The proposed Canadian Securities Act was created with input from the CSTO and the 10 participating provinces and territories (non-participants are Québec, Alberta and Manitoba). It harmonizes existing legislation, reflects domestic and international best practice, and proposes improvements in a number of areas — including corporate governance, adjudication, and regulatory and criminal enforcement, among others.
The proposed act was not introduced into Parliament as a bill. Rather, in an effort to obtain some legal certainty, the federal government referred it to the Supreme Court of Canada, concurrent with its release, for the court’s opinion on the following question: "Is the annexed proposed Canadian Securities Act within the legislative authority of the Parliament of Canada?" This federal constitutional reference case is expected to take anywhere between 10 and 24 months, and a hearing is scheduled for April 2011. The Provinces of Alberta and Québec continue their strong opposition to a national securities regulator, and each has initiated their own constitutional references in their respective courts of appeal. Both hearings are expected to take place in early 2011.
The Transition Plan for Canadian Securities Regulatory Authority was released in mid-July of this year by the CSTO, the principal organization leading and managing the transition to a Canadian securities regulator. It is the CSTO’s roadmap for establishing the Canadian Securities Regulatory Authority (CSRA), the regulatory body established under the proposed act. The Transition Plan sets out the CSTO’s vision for the CSRA and its regulatory approach, as well as proposals for the governance structure, organization design and implementation. There has been much speculation about the possible location of the CSRA’s head office. Without committing to any specific plan, Doug Hyndman, Chair and CEO of the CSTO, has recently been active in the press with his view that the location of the CSRA’s Chief Regulator should not matter as the goal is the creation of a single and final decision- and policy-maker on securities matters. Mr. Hyndman has made the point that in Canada — with its diverse local economies and market conditions — centralizing regulation in just one place would be "throwing the baby out with the bath water."

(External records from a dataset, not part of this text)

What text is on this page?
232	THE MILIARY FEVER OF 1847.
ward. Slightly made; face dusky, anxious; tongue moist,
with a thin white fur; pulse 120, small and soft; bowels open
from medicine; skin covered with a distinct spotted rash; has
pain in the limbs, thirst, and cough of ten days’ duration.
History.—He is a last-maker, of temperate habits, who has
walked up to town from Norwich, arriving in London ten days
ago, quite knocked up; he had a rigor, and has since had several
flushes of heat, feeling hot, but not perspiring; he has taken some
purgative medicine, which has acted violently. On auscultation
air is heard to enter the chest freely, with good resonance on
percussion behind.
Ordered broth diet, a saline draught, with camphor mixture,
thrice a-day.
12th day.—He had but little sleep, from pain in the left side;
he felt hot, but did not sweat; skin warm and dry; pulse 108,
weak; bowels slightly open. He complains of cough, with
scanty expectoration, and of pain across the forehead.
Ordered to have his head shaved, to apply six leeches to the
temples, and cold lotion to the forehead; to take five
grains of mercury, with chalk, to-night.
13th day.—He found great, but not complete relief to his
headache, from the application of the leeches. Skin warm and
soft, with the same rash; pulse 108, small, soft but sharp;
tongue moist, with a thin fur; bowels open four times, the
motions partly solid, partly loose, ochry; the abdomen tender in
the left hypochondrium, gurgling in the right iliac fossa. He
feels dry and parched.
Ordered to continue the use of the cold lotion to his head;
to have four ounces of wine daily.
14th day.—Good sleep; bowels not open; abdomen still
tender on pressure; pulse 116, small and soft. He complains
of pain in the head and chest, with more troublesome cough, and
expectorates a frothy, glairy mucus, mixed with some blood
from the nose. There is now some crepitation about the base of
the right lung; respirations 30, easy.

The Transition Plan anticipates the launch of the CSRA by July 2012. The next phase of the transition will require deeper involvement of the participating provinces and territories, as well as continued input from stakeholders. In the coming months, participating provinces and territories will be required to enter into various agreements indicating their actual commitment to proceed with the CSRA. However, the looming showdown in two courts of appeal and the Supreme Court of Canada over the constitutional power of the federal government to put in place a national securities regulator is likely to dominate the headlines in first half of 2011 — and ultimately, the CSTO’s next steps.